Мамуша закидывала по очереди травы, цветы, ягоды в бурлящую в чане воду. Каждый новый ингредиент посуда встречала доброй порцией густого пара.

— Мамуша, и мне чая, — оторвался наконец от радостецвета Хомиш и придвинулся вместе со стулом к столу, где орудовала травница. Он сложил крест-накрест лапы, водрузив их вместе с локтями на стол и уместив сверху подбородок с ямочкой, и стал наблюдать, как волшебничает мамуша.

— Хомиш, ты уже пил сегодня чай спокойствия, — мамуша на миг замерла и приостановилась в новом коротком походе от трав к бурлящей на печи посуде. — И тебя все еще что-то тревожит?

— Тревожит. Радостецветы болеют, разобраться мне б, отчего. Вот и папуша отмечает — беда-беда на полях с цветами радости. Просыпаться не хотят.

— Может, им корни грызут большеухи? Надо подсказать Фио… А чего? Глянь, как мои корзины и мои запасы трав, — мамуша охнула, повернулась к Хомишу и протянула в лапке попорченные веточки и разгрызенные засушенные плоды. — Что за белоземье было?

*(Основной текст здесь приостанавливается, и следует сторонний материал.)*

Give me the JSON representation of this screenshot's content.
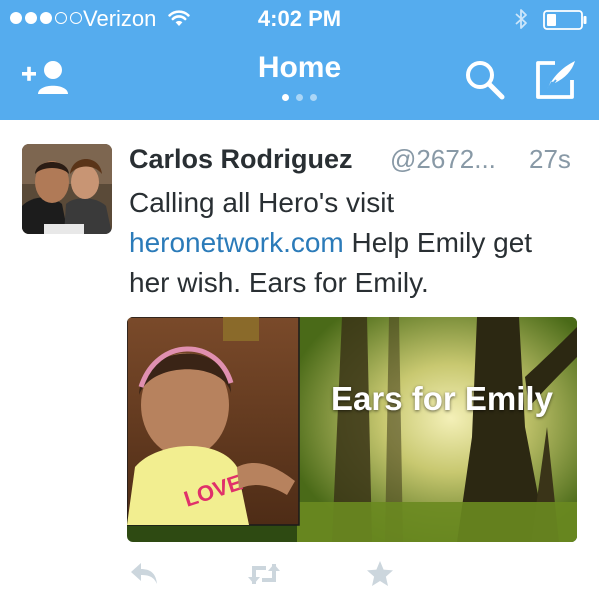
{
  "status_bar": {
    "carrier": "Verizon",
    "time": "4:02 PM",
    "signal_strength": 3,
    "signal_max": 5,
    "icons": [
      "wifi-icon",
      "bluetooth-icon",
      "battery-icon"
    ]
  },
  "nav": {
    "title": "Home",
    "page_count": 3,
    "active_page": 1,
    "icons": [
      "add-user-icon",
      "search-icon",
      "compose-icon"
    ]
  },
  "tweet": {
    "name": "Carlos Rodriguez",
    "handle": "@2672...",
    "time": "27s",
    "text_before": "Calling all Hero's visit ",
    "link": "heronetwork.com",
    "text_after": " Help Emily get her wish. Ears for Emily.",
    "media_caption": "Ears for Emily",
    "actions": [
      "reply-icon",
      "retweet-icon",
      "favorite-icon"
    ]
  },
  "colors": {
    "header_bg": "#55ACEE",
    "link": "#2b7bb9",
    "text": "#292f33",
    "muted": "#8899a6",
    "action_icon": "#ccd6dd"
  }
}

Голова кругом.

— Мамуша, белоземье было впрямь не как иные, — осторожно произнес Хомиш. Его ушки прижались, а подбородок глубже врезался в удобно лежащие на столе скрещенные лапы. — В это белоземье ко мне прилетало так много бабочек снов. И прилетали черно-красные.

Фло пристально окинула Хомиша тревожным взглядом.

— Всегда помни, малуня — какой бы злой сон не пришел, главное, вовремя от него проснуться. Всегда так делай, когда к тебе прилетают черно-красные бабочки.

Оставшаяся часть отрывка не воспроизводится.